The government argues that there is both an officer safety and a evidence argument supporting the warrantless search. They claim it is possible that an arrestee could use his phone to set off a remote bomb. This could be true, in the most extremely rare exigent circumstance. It could be true in those rare arrests of a suspected terrorist, but for 99.9% of arrestees, it has no basis in reality. As Justice Scalia said in dissent over the Court’s permitting police to take DNA swabs of arrestees, in order to determine their identify, it “taxes the credulity of the credulous.” Maryland v. King, 2013.

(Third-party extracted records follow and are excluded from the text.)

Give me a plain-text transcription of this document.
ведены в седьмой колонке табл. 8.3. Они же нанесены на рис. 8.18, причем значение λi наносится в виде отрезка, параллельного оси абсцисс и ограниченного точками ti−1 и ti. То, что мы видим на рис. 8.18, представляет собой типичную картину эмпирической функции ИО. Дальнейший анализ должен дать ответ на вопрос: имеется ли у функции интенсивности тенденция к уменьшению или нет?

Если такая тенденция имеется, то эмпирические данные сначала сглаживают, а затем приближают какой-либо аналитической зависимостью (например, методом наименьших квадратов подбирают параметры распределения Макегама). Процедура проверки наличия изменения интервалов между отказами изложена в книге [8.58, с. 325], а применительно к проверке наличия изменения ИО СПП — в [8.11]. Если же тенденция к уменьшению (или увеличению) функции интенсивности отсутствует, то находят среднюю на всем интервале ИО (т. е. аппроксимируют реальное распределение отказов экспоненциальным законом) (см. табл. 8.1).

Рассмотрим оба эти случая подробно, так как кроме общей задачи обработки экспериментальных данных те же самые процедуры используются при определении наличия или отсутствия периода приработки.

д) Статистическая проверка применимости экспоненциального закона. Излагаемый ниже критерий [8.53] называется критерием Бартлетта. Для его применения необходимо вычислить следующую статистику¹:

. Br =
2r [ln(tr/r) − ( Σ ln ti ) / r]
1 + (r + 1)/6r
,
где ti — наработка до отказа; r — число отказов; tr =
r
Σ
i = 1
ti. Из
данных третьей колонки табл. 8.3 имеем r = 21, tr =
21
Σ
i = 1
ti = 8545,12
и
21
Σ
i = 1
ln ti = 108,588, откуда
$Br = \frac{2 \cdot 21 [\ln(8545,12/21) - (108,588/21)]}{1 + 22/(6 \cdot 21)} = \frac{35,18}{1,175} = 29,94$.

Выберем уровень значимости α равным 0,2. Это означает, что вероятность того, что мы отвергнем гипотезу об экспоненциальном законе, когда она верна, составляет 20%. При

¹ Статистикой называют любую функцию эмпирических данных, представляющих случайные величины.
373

Yet, there are two other possible outcomes. One which would permit the search, one which would not. In the former, the Court could extend the 2009 precedent from Arizona v. Gant, from the vehicle context to any arrest. In Gant, the Court said that it was possible to search that the vehicle passenger compartment when it was reasonable to believe that further evidence of the crime of arrest would be found. Thus, if you are arrested for a drug offense, it would be reasonable that your phone would contain a treasure trove of information about your dealer or customers. But if you were arrested for public indecency, or even for an active warrant for failure to appear in court, it would not. This could be a likely possibility, and it might satisfy Justice Scalia, who authored the concurrence in Gant that created that standard.
But, there is a third possibility. In United States v Jones, 2012, and Florida v. Jardines, 2013, Justice Scalia resurrected an old Fourth Amendment doctrine from the dead. In the GPS case (Jones), Scalia argued that the government’s placement of a GPS tracking device on the under-carriage of a suspects vehicle was a physical trespass on a constitutionally protected area. The Fourth Amendment guarantees against unreasonable searches of one’s person, houses, papers, and effects. The vehicle is clearly an effect. If government physically intrudes on that effect without a warrant, it is a trespass, and thus an unreasonable search. If the vehicle is an effect, the cell phone is certainly an effect, and Scalia is likely, I think, to argue that a warrantless search of it is a violation of the original understanding of the Fourth Amendment.
Perhaps I will be wrong, and he won’t argue trespass next week. We’ll see. But in thinking of the outcome, there are two clearly defined camps. Alito, Roberts, Kennedy, and Breyer will almost certainly argue that the search is warranted. Heck, Alito is so far to the right as the ultimate post-9/11 statist, that he will even accept the government’s argument about officer safety to prevent bombs. On the other side, I am confident, will be Justice Scalia, Ginsburg, Sotomayor, and Kagan. They have been a consistent voting block on Fourth Amendment cases in recent years. There is little reason to expect them to diverge now.
This leaves the wildcard. Justice Thomas. Thomas joined the “trespass doctrine” argument in both Jones and Jardines. He also joined the 5-4 majority in Arizona v. Gant, modifying the search incident to arrest doctrine, to those instances where it is reasonable to believe further evidence of the crime of arrest will be found. Will he stick with trespass — and the framers views (as Scalia and he seem to prefer)? Or will he use Gant, and possibly join the Four Fourth Amendment conservatives to uphold the search? Since he doesn’t speak at oral argument, that answer is unlikely to be provided next week. Yet, in an anonymous tip case that Thomas authored this week, Scalia skewered him in a scathing dissent, going so far as to say that “The Court’s opinion has served up a freedom-destroying cocktail of patent falsity.” Will Thomas allow that attack on him to sway his views? I doubt it, but who knows?
Personally, I am rooting for the trespass doctrine, even though I don’t like it, and would rather see a Katz “reasonable expectation of privacy” argument, but since Scalia wants that standard to go away, I think the other “liberals” are more likely to just go along with Scalia and get the result they want with a trespass doctrine rationale.
It should be interesting to see what happens, both next week, and in late June, when the case is decided. Ironically, none of this would be an issue if police were simply not lazy at times. At the time of the arrest, they could seize the phone as evidence, and then take the time to seek a search warrant. It would probably be granted, and would then satisfy the Fourth Amendment’s command. But that today, sadly, is the exception, and not the rule.